Negativ fielen an diesem Abend jedoch nur nörgelnde Schwaben am Nachbartisch auf, die der Bedienung das frühe Abendessen anscheinend nicht gönnten. 

Aufstieg 1245m  Abstieg 855  Zeitbedarf  9:30 h (mit Pausen)

 Wolkenfenster zur Sella   
 Im Aufstieg durch das Val Setus
 Die Pisciudu-Hütte   
Auf der Sella-Hochebene

Donnerstag, 1.09.2005

Angetrieben von einen engen Zeitplan und dem tollen Wetter ging es heute recht früh aus den Betten. Ein Traumtag kündigte sich an und so ging es frühzeitig hinauf zum höchsten Punkt der Sella, dem Piz Boe. An einer kurzen Steilstufe sicherte ein Drahtseil den Weg über ein Band, dann ging es über das typische Geröll zum höchsten Punkt, den eine kleine Unterkunftshütte “ziert”. Die Aussicht hier war grandios – nur die anrückende Militärkompanie liess den Platz langsam eng werden. Der Blick reicht im Osten von der Fanes über Pelmo und Civetta, weiter über Marmolada und Pala zu Langkofel und Geisler und im Norden zum schneebedeckten Alpenhauptkamm. Wir konnten uns kaum trennen, aber es half nichts – am Pordoipass mussten wir den Bus erwischen. Also ging es zügig hinunter über die karge Fläche zur Pordoischarte und weiter zur Seilbahnstation. 
Nach einer kurzen Busfahrt zum Sellajoch kam dann das Kontrastprogramm. Über den Friedrich-August-Weg zogen Heerscharen von Menschen aller Wanderansprüche zu den nahe gelegenen Hütten. An der Platttkofelhütte erwartete uns eine komfortable Hütte mit toller Küche und viel Luxus, der nach den ersten Wandertagen auch gut tat. Mit kleiner Mannschaft ging es dann am Nachmittag noch auf den nahe gelegenen Plattkofel bevor in gemütlicher Runde der Abend zu ende ging. 

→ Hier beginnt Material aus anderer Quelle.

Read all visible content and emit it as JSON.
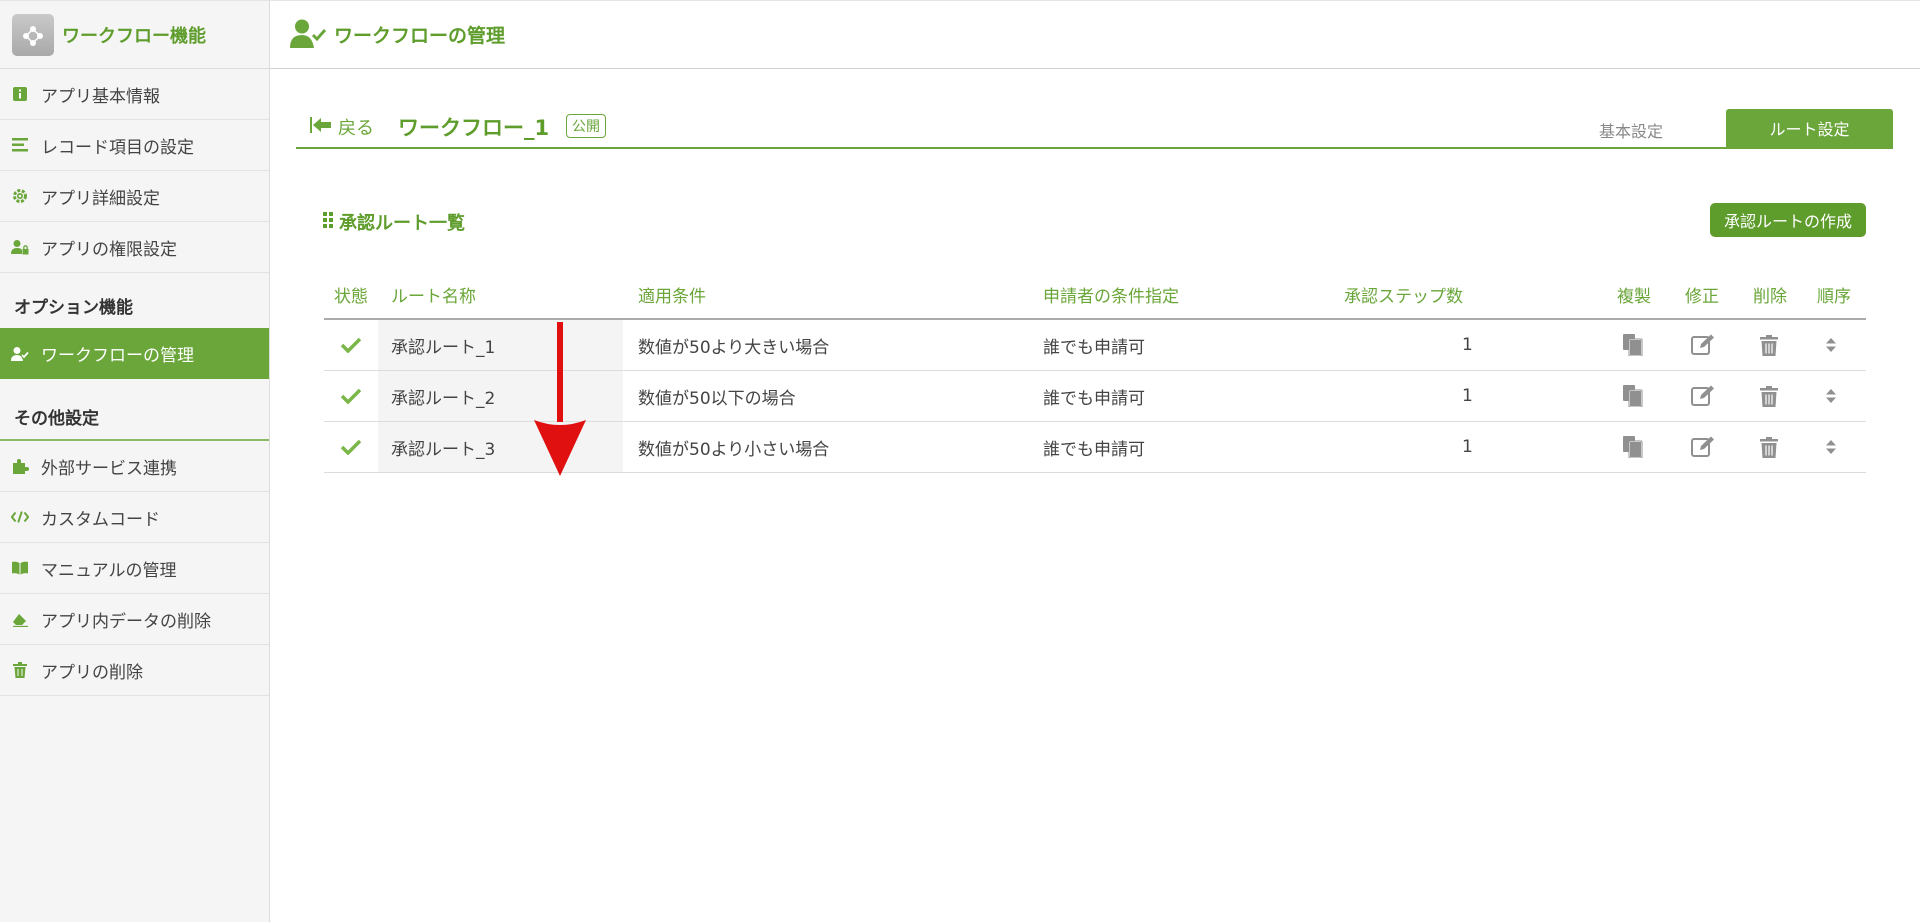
{
  "sidebar": {
    "app_title": "ワークフロー機能",
    "items_top": [
      {
        "label": "アプリ基本情報",
        "icon": "info-icon"
      },
      {
        "label": "レコード項目の設定",
        "icon": "list-icon"
      },
      {
        "label": "アプリ詳細設定",
        "icon": "gear-icon"
      },
      {
        "label": "アプリの権限設定",
        "icon": "user-lock-icon"
      }
    ],
    "section_option": "オプション機能",
    "item_active": {
      "label": "ワークフローの管理",
      "icon": "user-check-icon"
    },
    "section_other": "その他設定",
    "items_other": [
      {
        "label": "外部サービス連携",
        "icon": "puzzle-icon"
      },
      {
        "label": "カスタムコード",
        "icon": "code-icon"
      },
      {
        "label": "マニュアルの管理",
        "icon": "book-icon"
      },
      {
        "label": "アプリ内データの削除",
        "icon": "eraser-icon"
      },
      {
        "label": "アプリの削除",
        "icon": "trash-icon"
      }
    ]
  },
  "header": {
    "title": "ワークフローの管理"
  },
  "page": {
    "back_label": "戻る",
    "workflow_name": "ワークフロー_1",
    "status_badge": "公開",
    "tab_basic": "基本設定",
    "tab_route": "ルート設定"
  },
  "routes": {
    "section_title": "承認ルート一覧",
    "create_button": "承認ルートの作成",
    "columns": {
      "status": "状態",
      "name": "ルート名称",
      "condition": "適用条件",
      "applicant": "申請者の条件指定",
      "steps": "承認ステップ数",
      "copy": "複製",
      "edit": "修正",
      "delete": "削除",
      "order": "順序"
    },
    "rows": [
      {
        "name": "承認ルート_1",
        "condition": "数値が50より大きい場合",
        "applicant": "誰でも申請可",
        "steps": "1"
      },
      {
        "name": "承認ルート_2",
        "condition": "数値が50以下の場合",
        "applicant": "誰でも申請可",
        "steps": "1"
      },
      {
        "name": "承認ルート_3",
        "condition": "数値が50より小さい場合",
        "applicant": "誰でも申請可",
        "steps": "1"
      }
    ]
  },
  "colors": {
    "accent": "#6aa63a",
    "annotation_arrow": "#e01010"
  }
}
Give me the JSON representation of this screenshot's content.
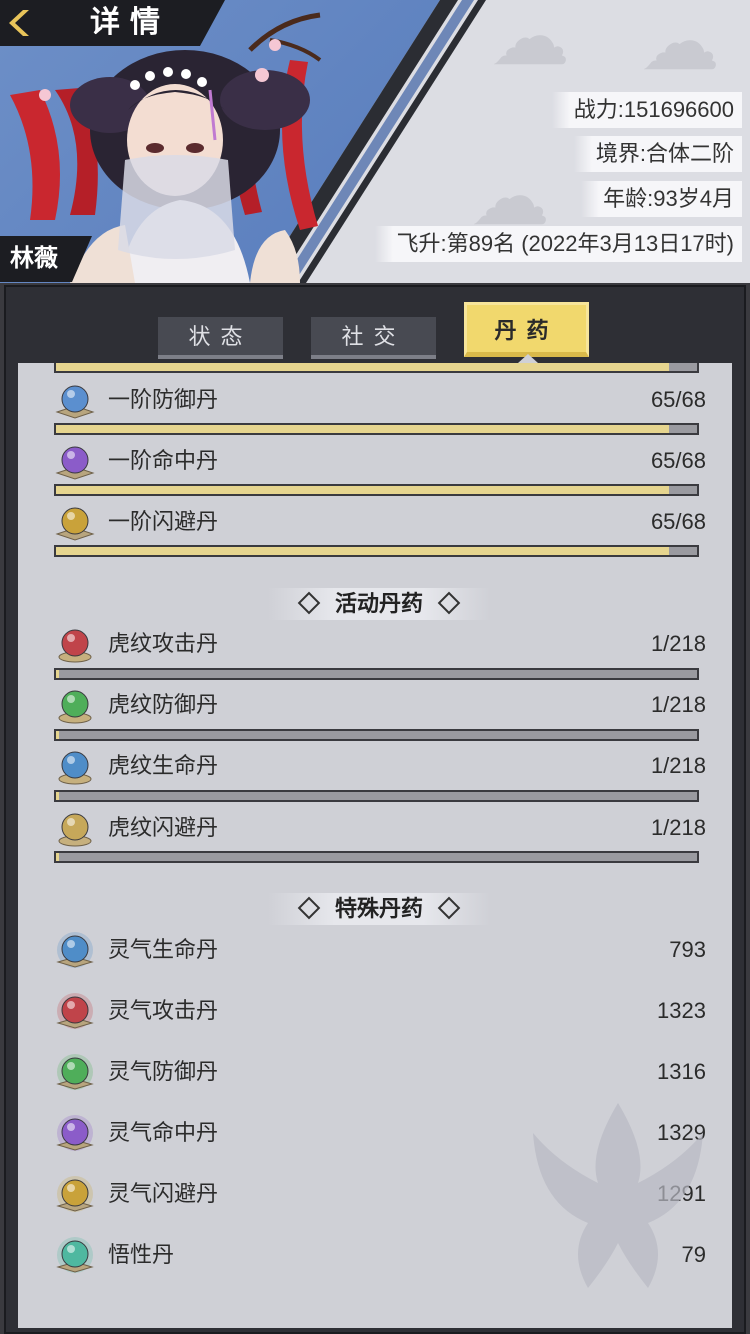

Aufstieg 1. Teil 380m  Abstieg 1. Teil 310m  Zeitbedarf  2:20 h 

Aufstieg 2. Teil 305m  Abstieg 2. Teil 185m  Zeitbedarf  2:00 h

Plattkofel Aufstieg 610m  Abstieg 610m  Zeitbedarf  2:30 h

Gipfelimpressionen vom Piz Boe
Am Langkofelmassiv

Freitag, 2.09.2005

Der Tag begann mit einer kleinen Feier – Gudulas Geburtstag. Und aufgrund angesagter Gewitter hatten wir die Runde durch den Rosengarten kurzerhand geändert. So ging es gemütlich über die Wiesen der Schneid hinüber zum Tierser Alpl, wo wir schon die Lager bezogen. 
Dann ging es teilweise mit leichterem Gepäck hinüber zum Schlern, wo neben einer tollen Gipfelaussicht auch eine Brettl-Jause auf uns wartete. 
In rekordverdächtiger Zeit ging es dann zurück, wobei sogar Uli ungeahnte Kräfte fand und so manchen “Bergkamerad” am Wege stehenließ. 
Leider hatten wir Astrid, unsere Bergführerin aus vielen Touren, die wir dort treffen wollten, knapp verpasst. Den Abend genossen wir dann jedoch noch, was uns auch einige recht angetrunkene Zeitgenossen aus dem Allgäu, die unsere Frauen anmachen wollten, nicht vermiesen konnten. 
Das wäre ihnen dann aber (weit nach der Hüttenruhe) beinahe noch gelungen, indem sie uns allen lautstark zeigten, wie man bei Ihnen “rücksichtsvoll” mit anderen umgeht. Erst der Hinweis von Steffi, dass “die Typen an den Eiern aufgehängt gehörten” brachte (nach einer allgemeinen Lachsalve) Ruhe.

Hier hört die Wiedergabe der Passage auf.